Labels: alternative tentacles
Review by: Alex Deller
Having read their ludicrously patronising promo sheet (whereby they explain that once there was more to punk than Good Charlotte “” thanks chaps!) I figured I had the Fleshies pegged as another punch drunk garage punk band. “The Scicilian” starts by fitting snugly with my prejudices, sounding like a bunch of scumbags tipping their greasy caps to the Stooges and AC/DC, before changing tack and lurching into some Melvins-y crooning and mangled AmRep-style guitar skronk. This is largely how the album progresses, weaving between scuzzy three-chord punk and weirder noise rock efforts recalling the dissonant, screeched misdeeds of bands like the Jesus Lizard.
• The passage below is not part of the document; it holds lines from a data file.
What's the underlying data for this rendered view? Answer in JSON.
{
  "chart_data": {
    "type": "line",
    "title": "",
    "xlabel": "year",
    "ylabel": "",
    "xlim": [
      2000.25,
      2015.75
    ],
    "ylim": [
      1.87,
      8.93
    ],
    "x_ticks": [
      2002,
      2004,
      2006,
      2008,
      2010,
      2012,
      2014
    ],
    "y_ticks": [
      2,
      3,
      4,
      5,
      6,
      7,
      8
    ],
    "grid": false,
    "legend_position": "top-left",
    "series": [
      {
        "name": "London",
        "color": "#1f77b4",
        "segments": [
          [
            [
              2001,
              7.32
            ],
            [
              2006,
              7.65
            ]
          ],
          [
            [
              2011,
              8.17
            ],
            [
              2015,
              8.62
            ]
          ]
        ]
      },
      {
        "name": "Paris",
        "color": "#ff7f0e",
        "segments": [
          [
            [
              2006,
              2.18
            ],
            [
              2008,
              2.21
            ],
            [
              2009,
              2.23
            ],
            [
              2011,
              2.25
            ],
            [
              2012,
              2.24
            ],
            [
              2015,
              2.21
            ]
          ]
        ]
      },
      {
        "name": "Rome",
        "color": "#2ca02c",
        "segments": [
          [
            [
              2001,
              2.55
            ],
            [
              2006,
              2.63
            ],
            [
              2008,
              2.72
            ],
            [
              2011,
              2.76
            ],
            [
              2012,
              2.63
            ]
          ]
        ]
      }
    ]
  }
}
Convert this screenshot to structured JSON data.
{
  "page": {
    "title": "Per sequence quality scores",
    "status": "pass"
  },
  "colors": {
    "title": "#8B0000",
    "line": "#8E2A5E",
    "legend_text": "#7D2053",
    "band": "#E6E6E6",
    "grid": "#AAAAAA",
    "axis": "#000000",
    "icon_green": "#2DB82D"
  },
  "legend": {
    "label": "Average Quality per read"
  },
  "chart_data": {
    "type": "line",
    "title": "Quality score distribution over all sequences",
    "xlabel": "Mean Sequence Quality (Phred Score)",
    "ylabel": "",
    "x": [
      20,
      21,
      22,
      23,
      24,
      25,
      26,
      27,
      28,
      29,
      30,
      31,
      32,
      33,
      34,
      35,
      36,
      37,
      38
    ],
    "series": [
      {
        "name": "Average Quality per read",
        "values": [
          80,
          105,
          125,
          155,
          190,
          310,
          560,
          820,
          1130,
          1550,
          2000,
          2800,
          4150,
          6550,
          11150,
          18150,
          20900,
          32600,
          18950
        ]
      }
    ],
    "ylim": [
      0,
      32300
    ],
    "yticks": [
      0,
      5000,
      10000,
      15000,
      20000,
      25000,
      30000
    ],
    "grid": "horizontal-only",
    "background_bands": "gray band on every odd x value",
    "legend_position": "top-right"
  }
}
Decent enough, rocking moderately and infinitely preferable to any number of smug fops raiding the past for today’s radio hits, but crucially lacking the sense of danger I’d really like to be feeling from this record. Never do the sounds fizzing from the speakers suggest a blind hatred that may drunkenly beat to you death with a chair leg, nor the uneasy notion that you may wake up to find David Yow leering over you with his dirty penis resting on your chin. Strange as this may sound, when rocking to this type of music such uncomfortable reactions are a bonus, and while the Fleshies can roll with the punches, their rock is far too polite to deliver any fatal blows itself.